On the other hand, broadcasters, celebrities, and music streaming services turned off and changed their services on Tuesday, as a form of solidarity with the protest against the murder of George Floyd. Democratic presidential candidate Joe Biden criticized his rival, President Trump, who he said was using the crisis to attract supporters.
Meanwhile, the Las Vegas sheriff said that an officer was shot dead after police tried to disperse the crowd on Tuesday, and four officers were injured on Monday.

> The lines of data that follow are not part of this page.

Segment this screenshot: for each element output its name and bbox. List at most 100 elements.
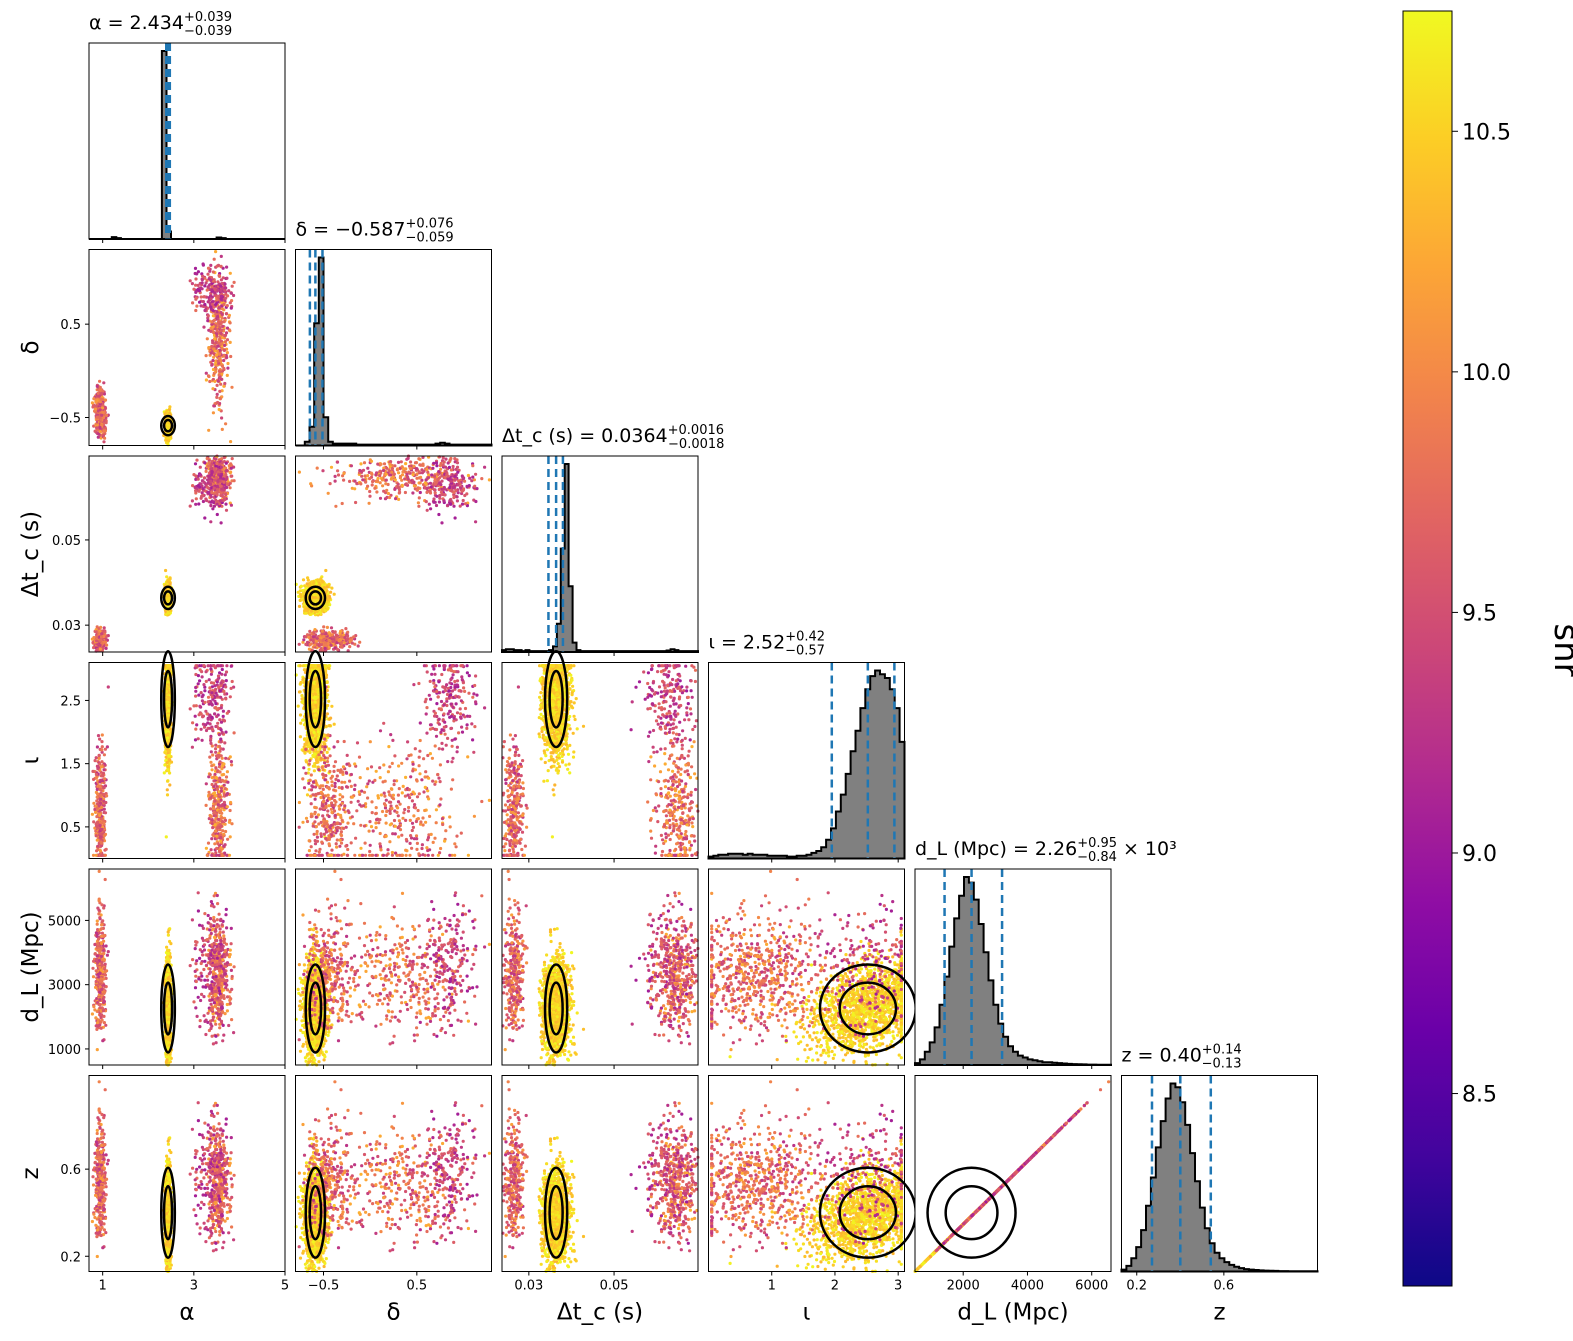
scatter-point: [219, 499, 223, 503]
scatter-point: [202, 480, 206, 484]
scatter-point: [207, 474, 211, 478]
scatter-point: [91, 405, 95, 409]
scatter-point: [206, 272, 210, 276]
scatter-point: [166, 436, 170, 440]
scatter-point: [219, 284, 223, 288]
scatter-point: [218, 326, 222, 330]
scatter-point: [206, 266, 211, 270]
scatter-point: [100, 391, 104, 396]
scatter-point: [211, 341, 215, 345]
scatter-point: [206, 464, 211, 468]
scatter-point: [223, 282, 227, 286]
scatter-point: [196, 484, 200, 488]
scatter-point: [103, 436, 107, 440]
scatter-point: [213, 291, 217, 295]
scatter-point: [205, 288, 209, 292]
scatter-point: [217, 273, 221, 278]
scatter-point: [222, 480, 226, 484]
scatter-point: [223, 340, 227, 344]
scatter-point: [225, 355, 229, 360]
scatter-point: [219, 254, 223, 258]
scatter-point: [196, 283, 200, 287]
scatter-point: [198, 300, 202, 304]
scatter-point: [217, 407, 221, 412]
scatter-point: [105, 413, 109, 417]
scatter-point: [191, 301, 195, 305]
panel-background: [89, 249, 285, 446]
scatter-point: [99, 397, 104, 402]
scatter-point: [215, 395, 219, 399]
scatter-point: [225, 482, 229, 486]
scatter-point: [201, 300, 205, 304]
scatter-point: [168, 577, 172, 581]
scatter-point: [207, 461, 211, 465]
scatter-point: [224, 508, 229, 512]
scatter-point: [217, 369, 222, 373]
scatter-point: [204, 469, 208, 473]
scatter-point: [193, 462, 198, 466]
scatter-point: [209, 297, 213, 301]
scatter-point: [222, 366, 226, 370]
scatter-point: [229, 354, 233, 359]
scatter-point: [224, 492, 228, 497]
scatter-point: [215, 392, 219, 396]
scatter-point: [200, 281, 204, 285]
scatter-point: [216, 288, 220, 292]
scatter-point: [196, 477, 200, 481]
scatter-point: [215, 461, 219, 466]
scatter-point: [102, 381, 106, 385]
scatter-point: [195, 304, 199, 308]
scatter-point: [95, 415, 99, 419]
scatter-point: [225, 468, 229, 473]
scatter-point: [225, 373, 229, 377]
scatter-point: [222, 384, 226, 388]
scatter-point: [229, 291, 233, 295]
panel-background: [89, 456, 285, 652]
scatter-point: [98, 647, 102, 651]
scatter-point: [210, 491, 214, 495]
scatter-point: [218, 397, 222, 401]
scatter-point: [226, 361, 230, 366]
scatter-point: [232, 280, 236, 284]
scatter-point: [220, 416, 224, 420]
scatter-point: [214, 341, 218, 345]
scatter-point: [95, 384, 99, 388]
scatter-point: [201, 493, 205, 498]
scatter-point: [216, 479, 220, 483]
scatter-point: [220, 312, 224, 316]
y-axis-label: δ: [18, 340, 44, 354]
scatter-point: [228, 301, 232, 305]
scatter-point: [206, 486, 210, 490]
scatter-point: [211, 387, 215, 391]
scatter-point: [214, 367, 218, 371]
scatter-point: [330, 586, 334, 590]
scatter-point: [201, 262, 205, 266]
scatter-point: [214, 476, 218, 480]
scatter-point: [104, 421, 108, 425]
y-tick-label: 0.05: [52, 534, 81, 549]
scatter-point: [224, 312, 229, 316]
panel-delta-dtc: [294, 454, 492, 656]
scatter-point: [191, 484, 195, 488]
scatter-point: [213, 337, 217, 341]
scatter-point: [224, 296, 228, 300]
scatter-point: [219, 294, 224, 298]
scatter-point: [229, 503, 233, 507]
scatter-point: [100, 632, 104, 636]
scatter-point: [102, 626, 106, 630]
scatter-point: [219, 521, 223, 525]
scatter-point: [211, 358, 215, 363]
scatter-point: [104, 646, 108, 651]
scatter-point: [101, 433, 106, 437]
scatter-point: [222, 358, 226, 363]
scatter-point: [90, 401, 94, 405]
scatter-point: [228, 271, 232, 275]
scatter-point: [209, 351, 213, 355]
scatter-point: [221, 477, 225, 481]
scatter-point: [95, 625, 99, 629]
scatter-point: [216, 315, 220, 319]
scatter-point: [232, 479, 236, 483]
scatter-point: [209, 520, 213, 524]
scatter-point: [218, 375, 222, 380]
scatter-point: [215, 383, 219, 387]
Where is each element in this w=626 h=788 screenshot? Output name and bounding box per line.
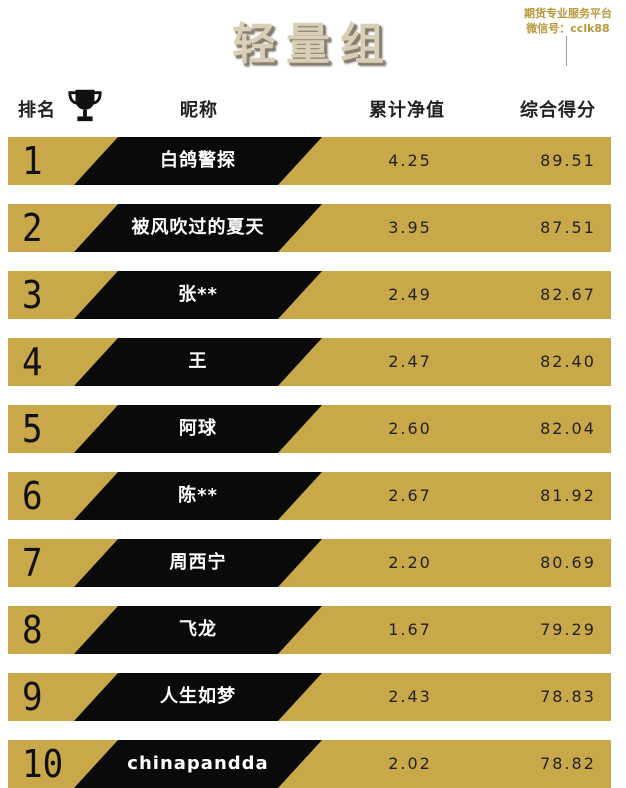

What do the Religious Leaders Say?
In a statement ahead of Trump’s visit to the Saint John Paul II National Shrine, Archbishop Gregory said it violated church principles, adding that Catholics should defend the rights of all people.
The Archbishop also condemned the attempt to dissolve the demonstration outside the White House the day before, for Trump to visit St. John’s Episcopal Church, where he held a Bible in front of the media that was covering it. Said Gregory, the first African-American to lead the Archdiocese:
“I find it baffling and reprehensible that any Catholic facility would allow itself to be so egregiously misused and manipulated in a fashion that violates our religious principles, which call us to defend the rights of all people, even those with whom we might disagree.”
The Saint John Paul II National Shrine is managed by the Knights of Columbus, an organization consisting of all-male Catholics, who lobby for conservative political interests. Mariann Budde, the diocesan bishop of the Episcopal Diocese of Washington, also condemned the president’s actions. Meanwhile, in Britain, the archbishops of York and Canterbury said the unrest revealed “ongoing crimes of white supremacy.”
The demonstration began when video footage showed Floyd was being arrested and several police officers continued to crush his neck, even though he said he couldn’t breathe, on May 25. One of the officers, Derek Chauvin, is charged with third-degree murder, and will be tried next week.
While three other policemen have been fired, they have not been charged with a crime. On Monday, Trump called on the state and local governments to mobilize the National Guard to stop ensuing riots. He said if they did not “take the necessary action,” he would mobilize the military and “solve the problem quickly.”
What is Behind these Riots?
The Floyd case has reignited deep anger over police killings of American blacks and racism. This police brutality has driven the Black Lives Matter movement in recent years. Previously, Michael Brown in Ferguson, Missouri, and Eric Garner in New York, were also victims of police brutality.
In 2014, Garner was strangled by the police for allegedly selling illegal cigarettes. He was heard saying, “I can’t breathe,” when the police detained him. Garner’s words, also mentioned by Floyd at the last moment of his life, became chants shouted by supporters of the Black Lives Matter movement.
The demonstration was not only to express the treatment of Floyd but also condemned the police atrocities for their treatment of blacks in America.